A principal consequência da revolução moderna foi a separação da ciência frente à filosofia. A filosofia clássica perdeu o lugar de destaque como rainha do saber e passou a ser considerada como um obstáculo para o progresso da civilização. A ciência assume o posto de expressão máxima da civilização. Trata-se de uma crise sem precedentes para a filosofia, que precisou reavaliar seus pressupostos e suas metas, lá que não era mais possível dizer a verdade sobre as coisas, afinal essa tarefa estava reservada agora para a ciência, então ao menos a filosofia poderia fazer algo que a ciência não pode fazer: pensar os fundamentos da própria verdade.
Na modernidade a filosofia começou a se tornar epistemologia (do grego episteme = ciência), quer dizer, teoria do conhecimento científico. Essa transformação se manifesta, por exemplo, na obra do filósofo inglês John Locke (1632-1704). No seu Ensaio sobre o Entendimento Humano (1690), ele realiza uma investigação sobre a natureza das ideias na nossa mente, afirmando que elas não são inatas (não nascemos com elas), mas têm sua origem na nossa experiência sensível com o mundo. A questão da filosofia não é mais buscar o conhecimento da verdade, mas buscar a verdade do próprio conhecimento. Um pouco mais tarde, o filósofo alemão Kant estabelecerá que filosofia não deve mais produzir saber, mas se tornar um saber do saber, instaurando uma espécie de "tribunal da razão", "que tem por fim não o aumento dos nossos conhecimentos, mas a retificação dos mesmos" (Crítica da Razão Pura [1781], Introdução, VII). O objetivo da filosofia passa a ser então ajudar a evitar que o erro irrompa no trabalho do cientista.

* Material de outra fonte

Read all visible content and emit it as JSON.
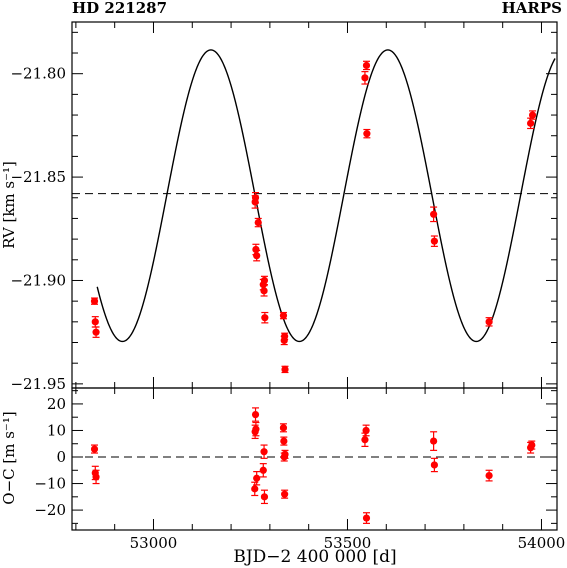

A imagem do filósofo na era moderna é como a de um sentinela ou farol alertando com sua luz contra os possíveis desvios da ciência de seu caminho da racionalidade. Francisco de Goya - 1746-1828 - O Sono da Razão Produz Monstros (1796-1797).



QUESTIONÁRIO


1. Na Antiguidade, qual era a ligação entre filosofia e ciência?

2. Na Grécia antiga, como funcionava a ciências? E na Idade Média?

3. De que maneira a ciência se separou da filosofia? Descreva.

4. Comente sobre o método filosófico e o método científico.

5. O que compete à ciência? O que restou para a filosofia?

6. O que você pode concluir sobre o tema estudado?